Café

Café

Me despierto y no sé dónde estoy. Busco el origen de ese sonido estridente que hace que se me acelere el pulso e intento apagarlo a tientas. Tras el tercer intento lo consigo. Por fin un momento de paz.

Mientras mi cerebro se activa e intenta comprender quién soy y qué día es, me mantengo mirando al techo de la habitación. Un techo familiar, amigo, mi hogar. Pero inevitablemente mi cabeza se llena de un solo pensamiento. Café.

Saco un pie de la cama y lo apoyo contra el frío suelo, lo que me hace recordar cuanto odio el invierno. Me incorporo y voy directo a la cocina. Lleno la cafetera de agua, abro el armario y… mierda. Ayer terminé con el último grano de café. Tengo que hacer otro pedido.

Con desgana me sirvo un vaso de leche fría y le añado un puñado de avena para matar su sabor agrio. Necesito mi café. Mi amado café con sus aromas intensos y reconfortantes que me hacen empezar el día con otra actitud. Quiero mi café.

Con este pensamiento decido salir rumbo al trabajo. Me pongo el abrigo, abro la puerta y me encuentro con la cruda realidad del invierno. La lluvia empapa mi cara, pero mi anhelo de café me impulsa a seguir adelante.

Camino rumbo a la estación de metro, creo que es la mejor opción en un día así. Aunque normalmente prefiera dar un paseo matutino, hoy no me encuentro con fuerzas. El viento gélido y las gotas de lluvia chocan contra mi rostro mientras me apresuro hacia la estación.

Al llegar al metro, el frío del invierno se convierte en calor humano. Quizá demasiado calor o demasiada humanidad, no estoy seguro. El metro llega y subo como buenamente puedo. Intento aislarme de la multitud y cierro los ojos imaginando el aroma de mi deseado café.

Finalmente, llego a mi destino. Salgo a la superficie y, a pesar de la lluvia persistente, decido hacer una breve parada en la cafetería del final de la calle.

Llego al lugar, con las manos heladas y el deseo ardiente de sentir el calor reconfortante de una taza de café entre mis manos. Empujo la puerta. El cálido aroma es recibido por mis sentidos, y por un momento, me siento en casa.

Al acercarme al mostrador, la barista me saluda con una sonrisa amistosa. Le explico mi situación desesperada. Ella asiente comprensiva y, manteniendo la sonrisa, se dispone a preparar mi pedido para llevar. 

Mientras espero miro de reojo unas palmeras de chocolate y recuerdo el crujiente sabor de una feliz infancia. Una voz me dice que el pedido está listo y mi mente vuelve al presente. 

Agarro la taza de cartón con una mano y pago a través del móvil con la otra. Por fin mi café. Ahora tengo el tiempo justo para llegar a la oficina. Ha dejado de llover.

Salgo corriendo con la taza en la mano y giro la esquina acelerando el paso. Quedan 15 minutos para que de comienzo la reunión que tengo a primera hora y el café está ardiendo. No he podido ni siquiera darle un sorbo. 

Paro en un semáforo, respiro, levanto mi taza dispuesto a mojar mi lengua con ese exquisito sabor amargo, pero de repente un hombre de traje y con maletín en mano se choca contra mí, me tira al suelo, la taza se derrama a mi lado. Fantástico.

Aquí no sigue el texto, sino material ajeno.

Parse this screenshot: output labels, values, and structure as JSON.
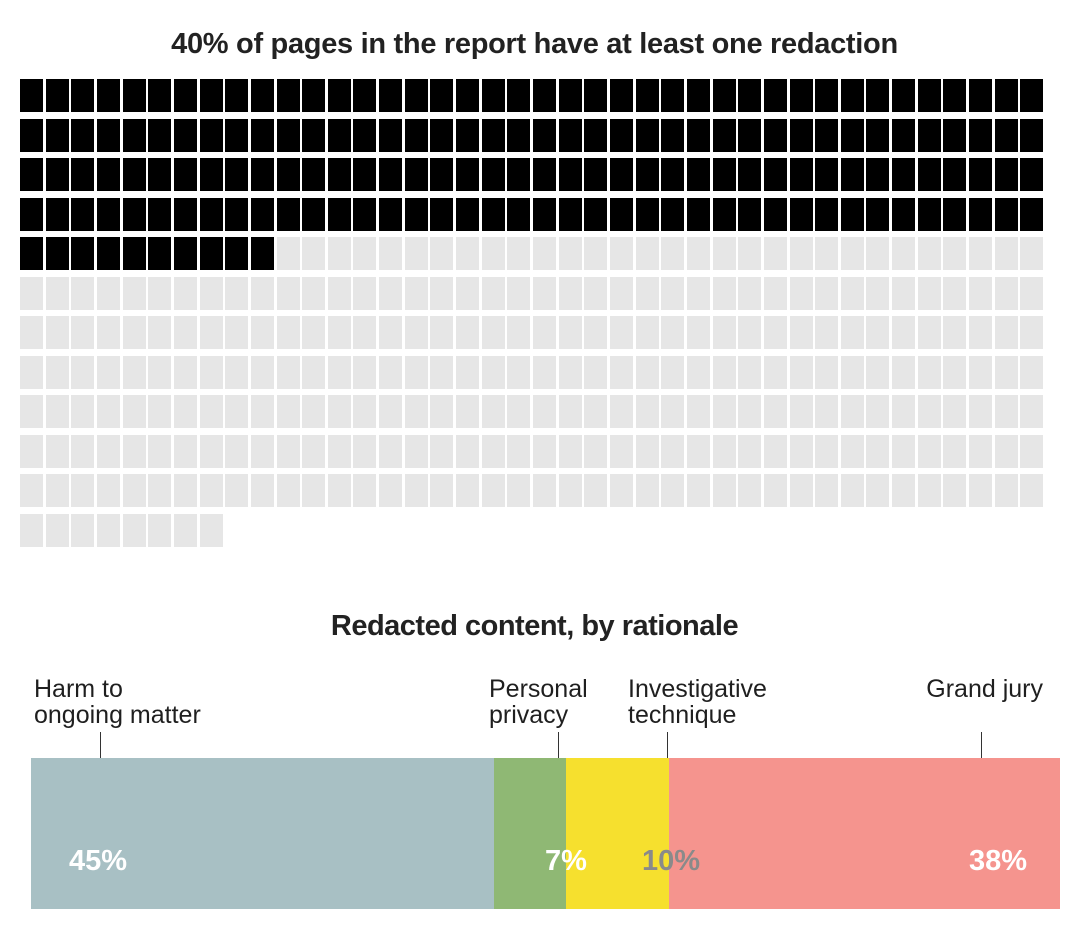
{
  "waffle": {
    "title": "40% of pages in the report have at least one redaction",
    "columns": 40,
    "total_pages": 448,
    "redacted_pages": 170,
    "colors": {
      "redacted": "#000000",
      "not_redacted": "#e6e6e6"
    }
  },
  "bar": {
    "title": "Redacted content, by rationale"
  },
  "chart_data": [
    {
      "type": "waffle",
      "title": "40% of pages in the report have at least one redaction",
      "total": 448,
      "highlighted": 170,
      "columns": 40
    },
    {
      "type": "bar",
      "stacked": true,
      "title": "Redacted content, by rationale",
      "unit": "%",
      "series": [
        {
          "name": "Harm to ongoing matter",
          "label_lines": [
            "Harm to",
            "ongoing matter"
          ],
          "value": 45,
          "value_label": "45%",
          "color": "#a8c0c4",
          "text_color": "#ffffff"
        },
        {
          "name": "Personal privacy",
          "label_lines": [
            "Personal",
            "privacy"
          ],
          "value": 7,
          "value_label": "7%",
          "color": "#8fb874",
          "text_color": "#ffffff"
        },
        {
          "name": "Investigative technique",
          "label_lines": [
            "Investigative",
            "technique"
          ],
          "value": 10,
          "value_label": "10%",
          "color": "#f6e02e",
          "text_color": "#8a8a8a"
        },
        {
          "name": "Grand jury",
          "label_lines": [
            "Grand jury"
          ],
          "value": 38,
          "value_label": "38%",
          "color": "#f5948e",
          "text_color": "#ffffff"
        }
      ]
    }
  ]
}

El hombre ni se disculpa. Me hierve la sangre.

Me incorporo y recorro los últimos 200 metros hasta llegar a unas antiguas caballerizas de un palacete en mitad de Malasaña reconvertidas en un moderno espacio de trabajo. Mi segundo hogar.

Entro sin llamar, acelerado. Mi pensamiento se divide entre la reunión y la ausencia de café. En ese momento veo una cara amiga. Me mira y me dice: “La reunión se ha cancelado. Toma, creo que necesitas esto más que yo”

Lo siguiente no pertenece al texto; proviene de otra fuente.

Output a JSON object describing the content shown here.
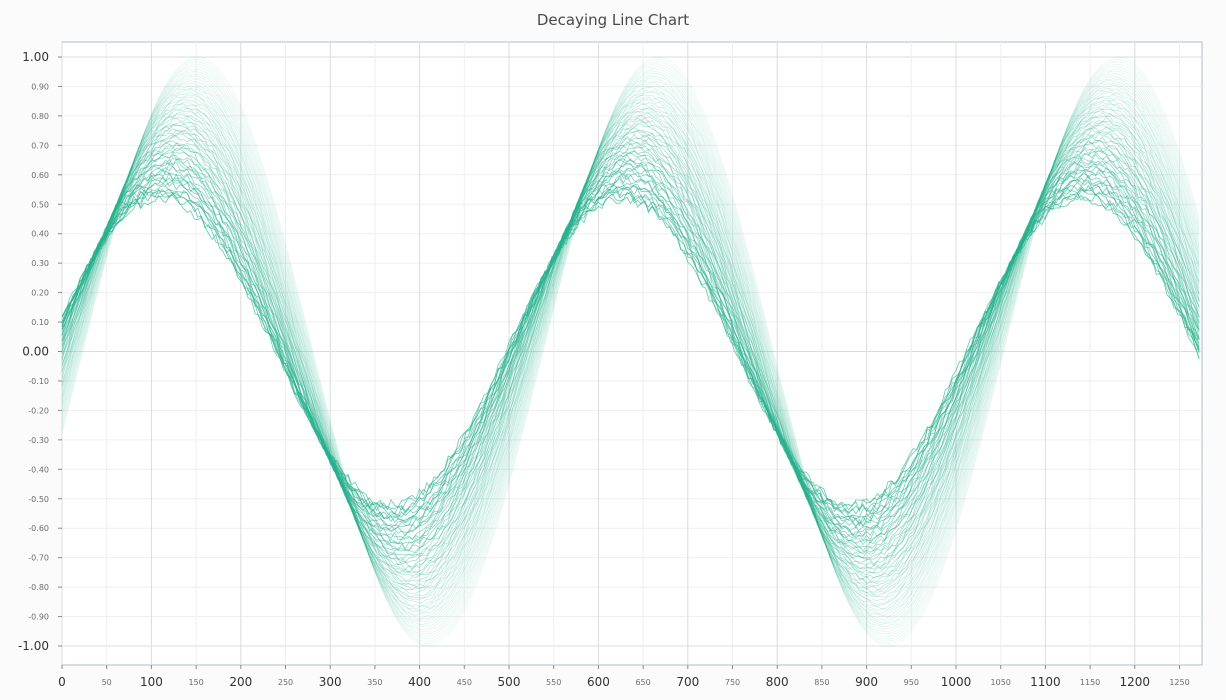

Extiende la mano y el aroma de la taza que sujeta alcanza mis sentidos como una deliciosa ráfaga de viento en pleno verano que me despierta y me hace recobrar la calma.

Extiendo mi mano para recoger la taza y a continuación no puedo evitar darle un abrazo como si fuera la primera persona que veo en décadas. Lo único que alcanzo a decir es: “Gracias, me acabas de alegrar el día.”